There are others. Arthur Brown, the squad’s only black detective (really a reboot of a detective killed off in the first novel, Cop Hater) is hip, suave, and popular. His polar opposite is the lazy, racist Andy Parker. However, McBain seems to grow tired of Parker by the mid-1970’s and demotes him to occasional appearances in favor of the racist, slovenly, but infinitely smarter and oddly likeable Fat Ollie Weeks. Weeks is that obnoxious uncle who makes you cringe but can’t help like. Parker is just an asshole.

There is also Detective Rick Gennero, promoted to plainclothes too soon and spectacularly dim. Hal Willis is the shortest man on the squad, though he can still kick ass. In the first half of the series, Detective Eileen Burke is almost completely absent. Though a later addition to the 87th, she shows up as an undercover detective from downtown.Her portrayal, too, is inconsistent. In her first appearance, Mugger, she’s a young officer annoyed with the boys of the 87th fretting that she’s putting herself in danger. In Fuzz, she’s portrayed as a young, sex-starved girl enjoying her cover making out with Gennero while trying to catch the Deaf Man.

Speaking of whom, the Deaf Man generally appears whenever McBain wants to shake up the series. He is an odd variation on Moriarty from Sherlock Holmes, usually undone by his arrogance.

The series starts out as a parallel to Dragnet, but it eventually takes on its own character. If it has a parallel in later years, it’s the eighties police drama Hill Street Blues, which also takes place in a fictional unnamed city.
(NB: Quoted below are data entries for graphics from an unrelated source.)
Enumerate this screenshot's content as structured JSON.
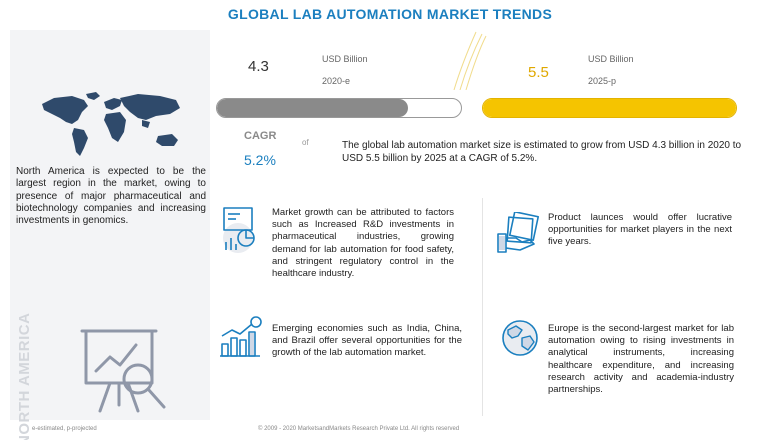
{
  "title": "GLOBAL LAB AUTOMATION MARKET TRENDS",
  "left": {
    "text": "North America is expected to be the largest region in the market, owing to presence of major pharmaceutical and biotechnology companies and increasing investments in genomics.",
    "vertical_label": "NORTH AMERICA"
  },
  "market": {
    "unit": "USD Billion",
    "value_2020": "4.3",
    "year_2020": "2020-e",
    "value_2025": "5.5",
    "year_2025": "2025-p",
    "cagr_label": "CAGR",
    "cagr_value": "5.2%",
    "cagr_of": "of",
    "summary": "The global lab automation market size is estimated to grow from USD 4.3 billion in 2020 to USD 5.5 billion by 2025 at a CAGR of 5.2%."
  },
  "chart_data": {
    "type": "bar",
    "categories": [
      "2020-e",
      "2025-p"
    ],
    "values": [
      4.3,
      5.5
    ],
    "ylabel": "USD Billion",
    "xlim": [
      0,
      5.5
    ],
    "colors": [
      "#8a8a8a",
      "#f5c400"
    ]
  },
  "blocks": {
    "growth": "Market growth can be attributed to factors such as Increased R&D investments in pharmaceutical industries, growing demand for lab automation for food safety, and stringent regulatory control in the healthcare industry.",
    "product": "Product launces would offer lucrative opportunities for market players in the next five years.",
    "emerging": "Emerging economies such as India, China, and Brazil offer several opportunities for the growth of the lab automation market.",
    "europe": "Europe is the second-largest market for lab automation owing to rising investments in analytical instruments, increasing healthcare expenditure, and increasing research activity and academia-industry partnerships."
  },
  "footer": {
    "left": "e-estimated, p-projected",
    "right": "© 2009 - 2020 MarketsandMarkets Research Private Ltd. All rights reserved"
  },
  "colors": {
    "title": "#1b7fbf",
    "accent_blue": "#1b7fbf",
    "bar_2020": "#8a8a8a",
    "bar_2025": "#f5c400",
    "map": "#2f4a6b"
  },
  "icons": [
    "world-map-icon",
    "chart-magnifier-icon",
    "analytics-icon",
    "money-hand-icon",
    "growth-chart-icon",
    "globe-icon"
  ]
}
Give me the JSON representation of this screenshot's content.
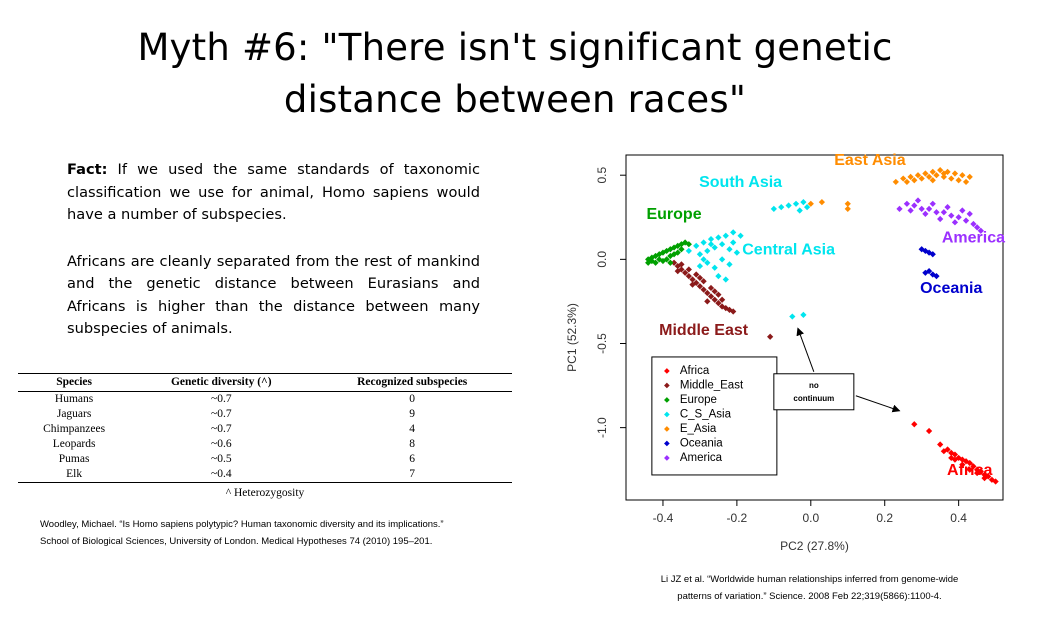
{
  "slide": {
    "title_line1": "Myth #6: \"There isn't significant genetic",
    "title_line2": "distance between races\"",
    "fact_label": "Fact:",
    "fact_text": " If we used the same standards of taxonomic classification we use for animal, Homo sapiens would have a number of subspecies.",
    "para2": "Africans are cleanly separated from the rest of mankind and the genetic distance between Eurasians and Africans is higher than the distance between many subspecies of animals.",
    "footnote": "^ Heterozygosity",
    "citation_left_1": "Woodley, Michael. “Is Homo sapiens polytypic? Human taxonomic diversity and its implications.”",
    "citation_left_2": "School of Biological Sciences, University of London. Medical Hypotheses 74 (2010) 195–201.",
    "citation_right_1": "Li JZ et al. “Worldwide human relationships inferred from genome-wide",
    "citation_right_2": "patterns of variation.” Science. 2008 Feb 22;319(5866):1100-4."
  },
  "table": {
    "headers": [
      "Species",
      "Genetic diversity (^)",
      "Recognized subspecies"
    ],
    "rows": [
      [
        "Humans",
        "~0.7",
        "0"
      ],
      [
        "Jaguars",
        "~0.7",
        "9"
      ],
      [
        "Chimpanzees",
        "~0.7",
        "4"
      ],
      [
        "Leopards",
        "~0.6",
        "8"
      ],
      [
        "Pumas",
        "~0.5",
        "6"
      ],
      [
        "Elk",
        "~0.4",
        "7"
      ]
    ]
  },
  "chart_data": {
    "type": "scatter",
    "xlabel": "PC2 (27.8%)",
    "ylabel": "PC1 (52.3%)",
    "xlim": [
      -0.5,
      0.52
    ],
    "ylim": [
      -1.43,
      0.62
    ],
    "xticks": [
      "-0.4",
      "-0.2",
      "0.0",
      "0.2",
      "0.4"
    ],
    "xtick_values": [
      -0.4,
      -0.2,
      0,
      0.2,
      0.4
    ],
    "yticks": [
      "0.5",
      "0.0",
      "-0.5",
      "-1.0"
    ],
    "ytick_values": [
      0.5,
      0,
      -0.5,
      -1.0
    ],
    "legend_position": "bottom-left",
    "series": [
      {
        "name": "Africa",
        "color": "#ff0000",
        "label": "Africa",
        "points": [
          [
            0.28,
            -0.98
          ],
          [
            0.32,
            -1.02
          ],
          [
            0.35,
            -1.1
          ],
          [
            0.37,
            -1.13
          ],
          [
            0.38,
            -1.15
          ],
          [
            0.39,
            -1.16
          ],
          [
            0.4,
            -1.18
          ],
          [
            0.41,
            -1.19
          ],
          [
            0.42,
            -1.2
          ],
          [
            0.43,
            -1.21
          ],
          [
            0.44,
            -1.23
          ],
          [
            0.45,
            -1.25
          ],
          [
            0.46,
            -1.26
          ],
          [
            0.47,
            -1.28
          ],
          [
            0.48,
            -1.29
          ],
          [
            0.49,
            -1.31
          ],
          [
            0.5,
            -1.32
          ],
          [
            0.45,
            -1.27
          ],
          [
            0.43,
            -1.25
          ],
          [
            0.41,
            -1.22
          ],
          [
            0.47,
            -1.3
          ],
          [
            0.38,
            -1.18
          ],
          [
            0.36,
            -1.14
          ],
          [
            0.39,
            -1.19
          ]
        ]
      },
      {
        "name": "Middle_East",
        "color": "#8b1a1a",
        "label": "Middle East",
        "points": [
          [
            -0.37,
            -0.02
          ],
          [
            -0.36,
            -0.04
          ],
          [
            -0.35,
            -0.06
          ],
          [
            -0.34,
            -0.08
          ],
          [
            -0.33,
            -0.1
          ],
          [
            -0.32,
            -0.12
          ],
          [
            -0.31,
            -0.14
          ],
          [
            -0.3,
            -0.16
          ],
          [
            -0.29,
            -0.18
          ],
          [
            -0.28,
            -0.2
          ],
          [
            -0.27,
            -0.22
          ],
          [
            -0.26,
            -0.24
          ],
          [
            -0.25,
            -0.26
          ],
          [
            -0.24,
            -0.28
          ],
          [
            -0.23,
            -0.29
          ],
          [
            -0.22,
            -0.3
          ],
          [
            -0.21,
            -0.31
          ],
          [
            -0.33,
            -0.06
          ],
          [
            -0.31,
            -0.09
          ],
          [
            -0.29,
            -0.13
          ],
          [
            -0.27,
            -0.17
          ],
          [
            -0.25,
            -0.21
          ],
          [
            -0.35,
            -0.03
          ],
          [
            -0.3,
            -0.11
          ],
          [
            -0.26,
            -0.19
          ],
          [
            -0.24,
            -0.24
          ],
          [
            -0.36,
            -0.07
          ],
          [
            -0.32,
            -0.15
          ],
          [
            -0.28,
            -0.25
          ],
          [
            -0.11,
            -0.46
          ]
        ]
      },
      {
        "name": "Europe",
        "color": "#00a000",
        "label": "Europe",
        "points": [
          [
            -0.44,
            0.0
          ],
          [
            -0.43,
            0.01
          ],
          [
            -0.42,
            0.02
          ],
          [
            -0.41,
            0.03
          ],
          [
            -0.4,
            0.04
          ],
          [
            -0.39,
            0.05
          ],
          [
            -0.38,
            0.06
          ],
          [
            -0.37,
            0.07
          ],
          [
            -0.36,
            0.08
          ],
          [
            -0.35,
            0.09
          ],
          [
            -0.34,
            0.1
          ],
          [
            -0.42,
            -0.02
          ],
          [
            -0.4,
            -0.01
          ],
          [
            -0.38,
            0.02
          ],
          [
            -0.36,
            0.04
          ],
          [
            -0.43,
            -0.01
          ],
          [
            -0.39,
            0.0
          ],
          [
            -0.41,
            0.0
          ],
          [
            -0.37,
            0.03
          ],
          [
            -0.35,
            0.06
          ],
          [
            -0.33,
            0.09
          ],
          [
            -0.44,
            -0.02
          ],
          [
            -0.38,
            -0.02
          ]
        ]
      },
      {
        "name": "C_S_Asia",
        "color": "#00e5ee",
        "label": "Central Asia",
        "points": [
          [
            -0.33,
            0.05
          ],
          [
            -0.31,
            0.08
          ],
          [
            -0.29,
            0.1
          ],
          [
            -0.27,
            0.12
          ],
          [
            -0.25,
            0.13
          ],
          [
            -0.23,
            0.14
          ],
          [
            -0.21,
            0.16
          ],
          [
            -0.19,
            0.14
          ],
          [
            -0.3,
            0.03
          ],
          [
            -0.28,
            0.05
          ],
          [
            -0.26,
            0.07
          ],
          [
            -0.24,
            0.09
          ],
          [
            -0.22,
            0.06
          ],
          [
            -0.2,
            0.04
          ],
          [
            -0.28,
            -0.02
          ],
          [
            -0.26,
            -0.05
          ],
          [
            -0.24,
            0.0
          ],
          [
            -0.22,
            -0.03
          ],
          [
            -0.3,
            -0.04
          ],
          [
            -0.25,
            -0.1
          ],
          [
            -0.23,
            -0.12
          ],
          [
            -0.27,
            0.09
          ],
          [
            -0.21,
            0.1
          ],
          [
            -0.29,
            0.0
          ],
          [
            -0.05,
            -0.34
          ],
          [
            -0.02,
            -0.33
          ],
          [
            -0.1,
            0.3
          ],
          [
            -0.08,
            0.31
          ],
          [
            -0.04,
            0.33
          ],
          [
            -0.02,
            0.34
          ],
          [
            -0.01,
            0.31
          ],
          [
            -0.06,
            0.32
          ],
          [
            -0.03,
            0.29
          ]
        ]
      },
      {
        "name": "E_Asia",
        "color": "#ff8c00",
        "label": "East Asia",
        "points": [
          [
            0.0,
            0.33
          ],
          [
            0.03,
            0.34
          ],
          [
            0.1,
            0.3
          ],
          [
            0.1,
            0.33
          ],
          [
            0.23,
            0.46
          ],
          [
            0.25,
            0.48
          ],
          [
            0.27,
            0.49
          ],
          [
            0.29,
            0.5
          ],
          [
            0.31,
            0.51
          ],
          [
            0.33,
            0.52
          ],
          [
            0.35,
            0.53
          ],
          [
            0.37,
            0.52
          ],
          [
            0.39,
            0.51
          ],
          [
            0.41,
            0.5
          ],
          [
            0.43,
            0.49
          ],
          [
            0.3,
            0.48
          ],
          [
            0.32,
            0.49
          ],
          [
            0.34,
            0.5
          ],
          [
            0.36,
            0.49
          ],
          [
            0.38,
            0.48
          ],
          [
            0.26,
            0.46
          ],
          [
            0.28,
            0.47
          ],
          [
            0.4,
            0.47
          ],
          [
            0.42,
            0.46
          ],
          [
            0.33,
            0.47
          ],
          [
            0.36,
            0.51
          ]
        ]
      },
      {
        "name": "Oceania",
        "color": "#0000cd",
        "label": "Oceania",
        "points": [
          [
            0.3,
            0.06
          ],
          [
            0.31,
            0.05
          ],
          [
            0.32,
            0.04
          ],
          [
            0.33,
            0.03
          ],
          [
            0.32,
            -0.07
          ],
          [
            0.33,
            -0.09
          ],
          [
            0.34,
            -0.1
          ],
          [
            0.31,
            -0.08
          ]
        ]
      },
      {
        "name": "America",
        "color": "#9b30ff",
        "label": "America",
        "points": [
          [
            0.26,
            0.33
          ],
          [
            0.28,
            0.32
          ],
          [
            0.3,
            0.3
          ],
          [
            0.32,
            0.3
          ],
          [
            0.34,
            0.28
          ],
          [
            0.36,
            0.28
          ],
          [
            0.38,
            0.26
          ],
          [
            0.4,
            0.25
          ],
          [
            0.42,
            0.23
          ],
          [
            0.44,
            0.21
          ],
          [
            0.45,
            0.19
          ],
          [
            0.46,
            0.17
          ],
          [
            0.29,
            0.35
          ],
          [
            0.33,
            0.33
          ],
          [
            0.37,
            0.31
          ],
          [
            0.41,
            0.29
          ],
          [
            0.43,
            0.27
          ],
          [
            0.39,
            0.22
          ],
          [
            0.35,
            0.24
          ],
          [
            0.31,
            0.27
          ],
          [
            0.27,
            0.29
          ],
          [
            0.24,
            0.3
          ]
        ]
      }
    ],
    "legend": [
      "Africa",
      "Middle_East",
      "Europe",
      "C_S_Asia",
      "E_Asia",
      "Oceania",
      "America"
    ],
    "annotation": {
      "line1": "no",
      "line2": "continuum"
    }
  }
}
Hill Street, though, was a bit of a soap opera. Homicide, which also has a lot in common with 87th Precinct, was actually a retelling of real stories from the Baltimore Police Department. It’s a far cry from The Wire, perhaps the best known police show today, but there’s something comforting in the 87th Precinct’s slow pace of change. The series is divorced from the calendar the way a lot of literary crime is, but it still illustrates the changes in police work since its inception in 1956.